C’était Claude Heurtebise qui d’un peu plus loin leur faisait signe. Sa tête blafarde sortait seule de l’épaisseur du taillis, et ils voyaient remuer ses lèvres sans entendre aucun son. Déjà le maire, ses gros bras lancés en avant, fonçait courageusement dans les ronces. Ils le rejoignirent aussitôt.

– Un mort, les gars ! criait Claude Heurtebise. Mais le cri des corneilles invisibles couvrait sa voix.

Le cadavre reposait sur le flanc. Tout autour le sol était nu, soit que l’homme se fût débattu dans son agonie soit que – plus vraisemblablement – son meurtrier eût tenté de le traîner plus loin, sans y réussir. La tête disparaissait presque dans un coussin de feuilles mortes ramenées en tas sous les épaules. Le sang, déjà figé par le froid, faisait à la hauteur des reins une large et hideuse plaque de boue noirâtre, hérissée d’aiguilles de pin.

– C’est aux reins que ça le tient, dit Jean-Louis. Il a sans doute été descendu par derrière.
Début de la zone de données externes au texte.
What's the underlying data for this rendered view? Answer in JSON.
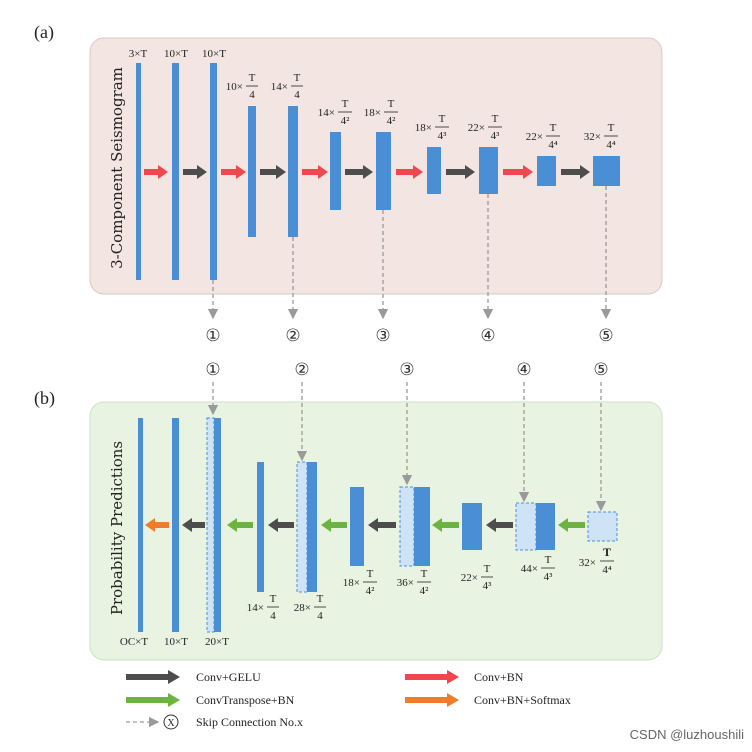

La lanterne électrique, prêtée par le curé de Mégère, ne donnait plus qu’une lueur rougeâtre. Pour distinguer le visage, ils durent essuyer avec leurs mouchoirs la face tuméfiée, déjà violette, et comme le maire glissait timidement un doigt entre la poitrine et le col de la chemise, très serré, un jet de sang gluant lui inonda les mains.

– C’est un gars, remarqua le garde agenouillé près de son chef, un fort gars tout jeune. Pas du pays.

Les traits semblaient ceux d’un homme de vingt-cinq ans. Le front un peu bas fuyait vers les tempes, les oreilles larges et décollées, la mâchoire inférieure très saillante, le cou trop court faisaient un ensemble assez repoussant, et néanmoins l’expression générale du visage ennobli par la mort n’inspirait aucune répulsion.

– Ça n’a pas l’air d’un mauvais gars, dit Louis Heurtebise, exprimant ainsi la pensée de chacun.